Onlara karşı ayaktayım, onlara karşı dimdik ayaktayım. Ama ateş düştüğü yeri yakıyor ama onlara karşı ayaktayım. Hiçbir zaman fırsat vermeyeceğim, onların da idam olmasını istiyorum. Bizim de içimiz soğusun onlar idam olsun" diye konuştu.
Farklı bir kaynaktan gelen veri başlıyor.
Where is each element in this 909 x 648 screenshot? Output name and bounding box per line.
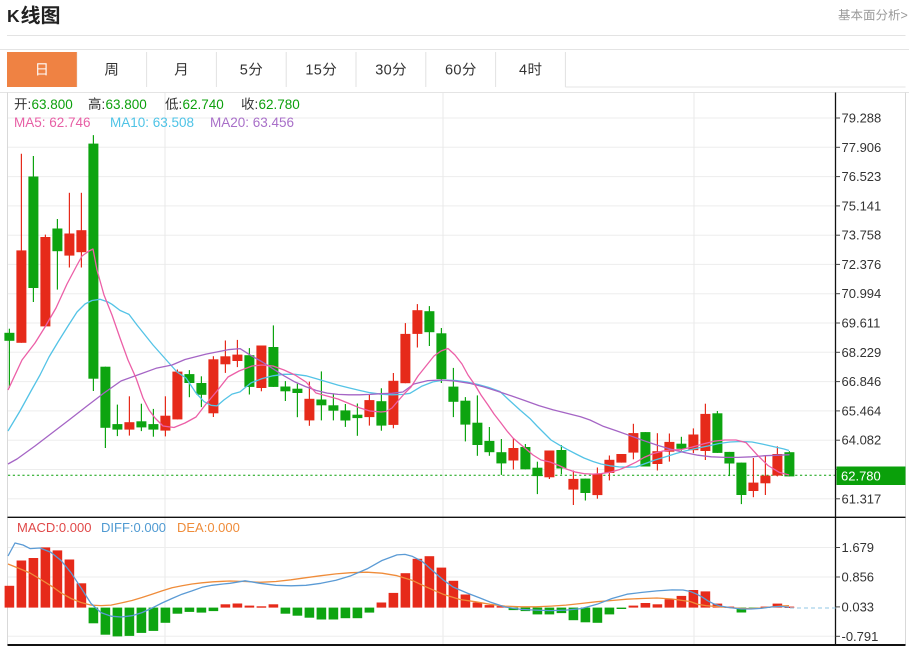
svg-text:64.082: 64.082 (842, 433, 882, 448)
svg-text:77.906: 77.906 (842, 140, 882, 155)
svg-text:6: 6 (445, 63, 453, 79)
svg-text:79.288: 79.288 (842, 111, 882, 126)
svg-text:65.464: 65.464 (842, 403, 882, 418)
svg-text:72.376: 72.376 (842, 257, 882, 272)
svg-text::: : (102, 97, 106, 112)
svg-text:MA5: 62.746: MA5: 62.746 (14, 115, 91, 130)
svg-text:70.994: 70.994 (842, 286, 882, 301)
svg-text:75.141: 75.141 (842, 198, 882, 213)
svg-text:76.523: 76.523 (842, 169, 882, 184)
svg-text:62.780: 62.780 (259, 97, 300, 112)
svg-text:62.740: 62.740 (183, 97, 224, 112)
svg-text:0.033: 0.033 (842, 599, 875, 614)
svg-text:MA20: 63.456: MA20: 63.456 (210, 115, 294, 130)
svg-text:3: 3 (375, 63, 383, 79)
svg-text:63.800: 63.800 (32, 97, 73, 112)
svg-text:1: 1 (305, 63, 313, 79)
svg-text:-0.791: -0.791 (842, 629, 879, 644)
svg-text:0: 0 (453, 63, 461, 79)
svg-text:1.679: 1.679 (842, 540, 875, 555)
svg-text:DEA:0.000: DEA:0.000 (177, 520, 240, 535)
svg-text:5: 5 (240, 63, 248, 79)
svg-text:DIFF:0.000: DIFF:0.000 (101, 520, 166, 535)
svg-text:62.780: 62.780 (841, 469, 881, 484)
svg-text:>: > (901, 9, 908, 23)
svg-text:K: K (7, 6, 20, 26)
svg-text:0.856: 0.856 (842, 570, 875, 585)
svg-text:5: 5 (314, 63, 322, 79)
svg-text:73.758: 73.758 (842, 228, 882, 243)
svg-text:63.800: 63.800 (106, 97, 147, 112)
svg-text::: : (28, 97, 32, 112)
svg-text:4: 4 (519, 63, 527, 79)
svg-text:MACD:0.000: MACD:0.000 (17, 520, 91, 535)
svg-text:0: 0 (384, 63, 392, 79)
svg-text::: : (179, 97, 183, 112)
svg-text:MA10: 63.508: MA10: 63.508 (110, 115, 194, 130)
svg-text:68.229: 68.229 (842, 345, 882, 360)
svg-text:69.611: 69.611 (842, 316, 881, 331)
svg-text:61.317: 61.317 (842, 491, 882, 506)
svg-text::: : (255, 97, 259, 112)
svg-text:66.846: 66.846 (842, 374, 882, 389)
ŞEHİT ANNESİ: ALLAH VATANIMIZA ZEVAL VERMESİN
Anne Züleyha Koçak da ; "Her gün bir avuç göz yaşı, her gün ciğerimiz dağlanıyor. Oradaki yavrulara bakıyoruz aynısı, onlar da bizim yavrularımız. Hiçbirine dayanamıyoruz ama ne yapalım. Allah onlara fırsat vermesin, içimiz yanıyor. Şurada bir şehit görsek aynı kendimizinki gibi yanıyoruz. Ne yapalım Allah vatanımıza, milletimize zeval vermesin. Allah'ım dimdik ayakta duruyoruz. Bu gün ben de giderim eğer deseler ki bu gün hepiniz gideceksiniz derseler iki oğlumu bir kocamı alır ben de peşlerine düşer giderim. O kadar yanıyor içimiz o kadar yanıyor ki evlat acısı hiç birine benzemez. Ne ana, ne baba iki kardeş verdim, annemi verdim, babamı verdim, kim vermedim ki. Hiç birinin yerini tutacak bir şey değil. Bu ayrı. Ağzımda diş kalmadı, kendimde fer kalmadı. Çıktığım merdivenleri çıkmanın mümkünü yok. Oraya getirip beş kiloluk suyu koyuyorum ya torunları çağırıyorum, ya da amcanı çağırıyorum çıkartıyor yukarı. Yani bizi kavurdu, Allah kimseyi kavurmasın, kimseye vermesin çok zor büyük acı. İnşallah onları da idam çıkar, idam ederler de şehitlerin ailelerinin yürekleri soğur. İnşallah bir kaç tanesini idam etseler de ciğerlerimiz soğusa. Tüm şehit aileleri için, onlar da benim, benimki onların. Ayrı değil şehitler hep bizim için" dedi.
HER GÜN AYNI ACI
Anne Züleyha Koçak, evlat acısının hiçbir şeye benzemediğini ve her gün aynı acıyı yaşadıklarını söyledi. Züleyha Koçak, "Her gün bir avuç göz yaşı, her gün ciğerimiz dağlanıyor. Oradaki yavrulara bakıyoruz aynısı, onlar da bizim yavrularımız. Hiçbirine dayanamıyoruz ama ne yapalım. Allah onlara fırsat vermesin, içimiz yanıyor. Şurada bir şehit görsek aynı kendimizinki gibi yanıyoruz. Ne yapalım Allah vatanımıza, milletimize zeval vermesin" dedi.